From C:
C's always telling me, It could be worse.
In today's Globe:
About 100,000 low-income households in Massachusetts have received gas and electric shutoff notices because of unpaid bills, an anti-poverty agency said today, as it urged those affected to apply for federal and state fuel assistance before a mid-May deadline. Gas and electric companies are barred from sending out the shutoff notices during the winter months. The moratorium expires May 1.
100,000 people. That's a city.
This past winter, I overheard someone here at the agency say he didn't worry about the price of oil. If it was cold, he turned on the heat. If it was hot, he turned on the air conditioner.
And that's really great. He makes the kind of money that he can do that. He worked hard to get to that point in life. And baring him doing anything stupid, there's a good chance he'll be ignoring the thermostat until he's dead and buried. Good for him. I guess in this dog-eat-dog world, that pretty much flies.

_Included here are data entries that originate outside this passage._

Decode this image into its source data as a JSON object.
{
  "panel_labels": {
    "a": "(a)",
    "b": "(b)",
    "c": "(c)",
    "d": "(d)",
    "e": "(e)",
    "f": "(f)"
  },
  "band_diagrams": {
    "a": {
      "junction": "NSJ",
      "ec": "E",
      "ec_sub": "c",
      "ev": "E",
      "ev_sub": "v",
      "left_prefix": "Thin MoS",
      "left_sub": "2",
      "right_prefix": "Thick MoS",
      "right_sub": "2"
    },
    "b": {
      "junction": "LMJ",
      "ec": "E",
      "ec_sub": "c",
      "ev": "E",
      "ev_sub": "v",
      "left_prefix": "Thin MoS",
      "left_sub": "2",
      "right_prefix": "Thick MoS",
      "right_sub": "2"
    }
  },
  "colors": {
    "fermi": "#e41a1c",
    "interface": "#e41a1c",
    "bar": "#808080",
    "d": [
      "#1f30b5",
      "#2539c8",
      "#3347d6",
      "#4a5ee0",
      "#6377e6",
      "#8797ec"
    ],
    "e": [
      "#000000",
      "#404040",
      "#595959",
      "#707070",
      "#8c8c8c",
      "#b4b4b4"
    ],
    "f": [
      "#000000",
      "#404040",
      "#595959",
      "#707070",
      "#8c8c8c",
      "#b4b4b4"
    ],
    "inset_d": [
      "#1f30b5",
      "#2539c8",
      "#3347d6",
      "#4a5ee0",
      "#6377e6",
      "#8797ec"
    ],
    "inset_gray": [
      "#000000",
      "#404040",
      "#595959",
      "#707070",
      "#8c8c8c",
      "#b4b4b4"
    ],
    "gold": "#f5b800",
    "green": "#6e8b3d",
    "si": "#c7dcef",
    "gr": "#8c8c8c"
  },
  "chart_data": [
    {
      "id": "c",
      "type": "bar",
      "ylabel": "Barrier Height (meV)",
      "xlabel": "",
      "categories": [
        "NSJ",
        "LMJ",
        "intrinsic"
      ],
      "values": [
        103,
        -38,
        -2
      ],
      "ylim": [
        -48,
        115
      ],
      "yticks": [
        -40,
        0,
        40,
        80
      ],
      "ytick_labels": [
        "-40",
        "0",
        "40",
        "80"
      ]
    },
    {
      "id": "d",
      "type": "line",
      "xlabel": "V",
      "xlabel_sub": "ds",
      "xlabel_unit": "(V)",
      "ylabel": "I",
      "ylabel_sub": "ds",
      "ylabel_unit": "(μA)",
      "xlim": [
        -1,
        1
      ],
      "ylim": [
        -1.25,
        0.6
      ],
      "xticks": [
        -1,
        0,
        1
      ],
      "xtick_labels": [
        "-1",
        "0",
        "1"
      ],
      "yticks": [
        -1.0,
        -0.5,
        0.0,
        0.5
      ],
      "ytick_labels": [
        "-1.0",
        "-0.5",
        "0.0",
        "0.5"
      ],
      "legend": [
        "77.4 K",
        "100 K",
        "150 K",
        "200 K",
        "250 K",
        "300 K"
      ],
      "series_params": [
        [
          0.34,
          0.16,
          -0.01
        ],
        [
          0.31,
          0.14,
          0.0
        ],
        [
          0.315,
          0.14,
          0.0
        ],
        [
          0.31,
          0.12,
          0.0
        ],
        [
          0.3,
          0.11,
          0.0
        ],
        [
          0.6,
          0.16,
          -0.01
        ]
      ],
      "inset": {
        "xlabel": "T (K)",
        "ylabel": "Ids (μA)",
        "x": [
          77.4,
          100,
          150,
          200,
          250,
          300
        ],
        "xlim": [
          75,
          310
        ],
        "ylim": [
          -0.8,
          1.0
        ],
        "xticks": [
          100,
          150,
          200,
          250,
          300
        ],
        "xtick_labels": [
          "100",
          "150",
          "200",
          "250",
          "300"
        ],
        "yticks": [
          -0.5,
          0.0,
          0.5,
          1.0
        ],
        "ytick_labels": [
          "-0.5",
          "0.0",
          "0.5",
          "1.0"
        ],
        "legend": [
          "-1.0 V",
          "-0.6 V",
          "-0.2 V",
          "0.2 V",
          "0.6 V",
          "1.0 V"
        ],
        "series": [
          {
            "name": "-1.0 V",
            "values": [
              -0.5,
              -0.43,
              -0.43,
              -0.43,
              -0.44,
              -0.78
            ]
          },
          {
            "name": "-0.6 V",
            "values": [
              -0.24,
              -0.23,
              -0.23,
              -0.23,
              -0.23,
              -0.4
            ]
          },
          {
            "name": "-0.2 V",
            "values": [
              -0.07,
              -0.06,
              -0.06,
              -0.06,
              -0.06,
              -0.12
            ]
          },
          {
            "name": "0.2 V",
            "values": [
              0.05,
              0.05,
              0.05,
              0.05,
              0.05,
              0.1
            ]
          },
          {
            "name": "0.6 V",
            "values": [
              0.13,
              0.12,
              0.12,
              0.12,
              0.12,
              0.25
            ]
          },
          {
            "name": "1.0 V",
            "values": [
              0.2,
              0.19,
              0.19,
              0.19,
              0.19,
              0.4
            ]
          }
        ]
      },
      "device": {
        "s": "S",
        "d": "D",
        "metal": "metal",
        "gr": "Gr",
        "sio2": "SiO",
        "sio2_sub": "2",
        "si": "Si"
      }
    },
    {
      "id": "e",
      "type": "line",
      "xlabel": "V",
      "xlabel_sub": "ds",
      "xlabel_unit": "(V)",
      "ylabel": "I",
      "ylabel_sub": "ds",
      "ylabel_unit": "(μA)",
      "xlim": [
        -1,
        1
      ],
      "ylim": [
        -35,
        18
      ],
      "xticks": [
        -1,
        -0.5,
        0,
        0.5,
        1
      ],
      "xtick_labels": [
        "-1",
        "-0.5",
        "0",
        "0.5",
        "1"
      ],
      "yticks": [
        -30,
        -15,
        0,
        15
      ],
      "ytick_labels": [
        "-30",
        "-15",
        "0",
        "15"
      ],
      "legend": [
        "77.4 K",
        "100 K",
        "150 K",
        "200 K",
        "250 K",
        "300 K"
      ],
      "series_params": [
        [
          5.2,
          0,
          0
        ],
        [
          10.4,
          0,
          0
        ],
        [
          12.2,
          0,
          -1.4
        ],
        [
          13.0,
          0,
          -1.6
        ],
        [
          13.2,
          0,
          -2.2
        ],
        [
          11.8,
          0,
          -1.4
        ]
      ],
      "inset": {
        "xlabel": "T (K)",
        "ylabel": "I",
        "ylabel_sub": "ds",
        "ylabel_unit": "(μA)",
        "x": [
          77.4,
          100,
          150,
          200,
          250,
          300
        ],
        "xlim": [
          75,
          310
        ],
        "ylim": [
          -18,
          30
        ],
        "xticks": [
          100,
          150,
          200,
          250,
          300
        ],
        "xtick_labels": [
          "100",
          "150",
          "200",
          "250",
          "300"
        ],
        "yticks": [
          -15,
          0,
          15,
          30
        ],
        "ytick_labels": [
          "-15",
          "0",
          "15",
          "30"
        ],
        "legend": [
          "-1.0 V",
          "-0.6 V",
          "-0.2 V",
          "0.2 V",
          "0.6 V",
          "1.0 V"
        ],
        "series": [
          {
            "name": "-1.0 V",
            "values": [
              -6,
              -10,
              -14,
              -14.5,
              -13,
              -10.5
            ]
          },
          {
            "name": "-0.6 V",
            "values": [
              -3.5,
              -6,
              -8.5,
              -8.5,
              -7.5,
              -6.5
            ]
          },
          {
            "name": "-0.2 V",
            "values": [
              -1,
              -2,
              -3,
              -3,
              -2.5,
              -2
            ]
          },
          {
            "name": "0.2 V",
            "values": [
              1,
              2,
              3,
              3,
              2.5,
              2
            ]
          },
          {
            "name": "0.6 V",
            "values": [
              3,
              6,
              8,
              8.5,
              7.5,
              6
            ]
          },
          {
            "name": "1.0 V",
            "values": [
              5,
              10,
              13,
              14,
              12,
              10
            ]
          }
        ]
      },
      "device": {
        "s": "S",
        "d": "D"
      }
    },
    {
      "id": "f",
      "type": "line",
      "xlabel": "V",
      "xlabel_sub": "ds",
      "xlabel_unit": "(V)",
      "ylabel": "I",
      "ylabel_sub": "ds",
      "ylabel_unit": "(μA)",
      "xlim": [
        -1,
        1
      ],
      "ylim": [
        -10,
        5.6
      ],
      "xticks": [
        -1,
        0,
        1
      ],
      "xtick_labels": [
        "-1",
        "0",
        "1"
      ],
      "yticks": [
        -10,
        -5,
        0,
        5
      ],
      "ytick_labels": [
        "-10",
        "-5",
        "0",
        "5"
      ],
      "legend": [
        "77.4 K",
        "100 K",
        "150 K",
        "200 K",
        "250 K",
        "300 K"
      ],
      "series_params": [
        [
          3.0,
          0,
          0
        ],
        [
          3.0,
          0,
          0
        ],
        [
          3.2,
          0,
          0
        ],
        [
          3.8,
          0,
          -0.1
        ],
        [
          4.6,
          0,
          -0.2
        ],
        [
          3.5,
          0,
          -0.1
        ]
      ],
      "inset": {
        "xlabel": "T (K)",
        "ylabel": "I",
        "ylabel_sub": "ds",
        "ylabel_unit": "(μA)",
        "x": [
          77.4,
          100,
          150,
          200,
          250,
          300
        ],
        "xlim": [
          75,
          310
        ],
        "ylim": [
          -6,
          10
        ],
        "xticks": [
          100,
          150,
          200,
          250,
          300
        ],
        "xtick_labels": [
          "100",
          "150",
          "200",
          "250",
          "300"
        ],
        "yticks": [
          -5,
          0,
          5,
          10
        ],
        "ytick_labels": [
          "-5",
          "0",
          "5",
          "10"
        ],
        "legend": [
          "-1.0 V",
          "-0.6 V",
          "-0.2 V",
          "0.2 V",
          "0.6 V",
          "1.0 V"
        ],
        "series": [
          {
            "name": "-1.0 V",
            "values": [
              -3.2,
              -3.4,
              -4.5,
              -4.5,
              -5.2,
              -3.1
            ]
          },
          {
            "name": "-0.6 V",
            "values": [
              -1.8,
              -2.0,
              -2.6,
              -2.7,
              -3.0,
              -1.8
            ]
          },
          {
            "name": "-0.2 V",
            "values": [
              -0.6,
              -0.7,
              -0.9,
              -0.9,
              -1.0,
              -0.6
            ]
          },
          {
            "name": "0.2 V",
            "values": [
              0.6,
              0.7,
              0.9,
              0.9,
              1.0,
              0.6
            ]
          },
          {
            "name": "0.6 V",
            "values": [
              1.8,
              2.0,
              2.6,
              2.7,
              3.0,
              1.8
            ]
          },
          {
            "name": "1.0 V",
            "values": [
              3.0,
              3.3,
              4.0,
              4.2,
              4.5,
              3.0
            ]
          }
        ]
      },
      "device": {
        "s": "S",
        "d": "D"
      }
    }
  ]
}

There's just something unjust about the whole thing, though, when the price of necessities are out of reach. It's one thing when you can't, like me, afford the price of a couple of baseball tickets to see the Red Sox. It's quite another when the price of a gallon of gas is inching toward $4.00 and you need to buy gas to get to work, or it seems one of these days in the not-to-far-distant-future the cost of food will be in the same bracket as gas. Or you can't afford to heat your home in a place like New England.
I don't even know what the price of home heating oil is. I know before I moved to our new apartment where we heat and cook with gas, that I was getting killed with $500 oil bills just about every three months, even in the summer months because it was an old place and the water heater continually heated the water, even if I didn't use it. What a waste that was.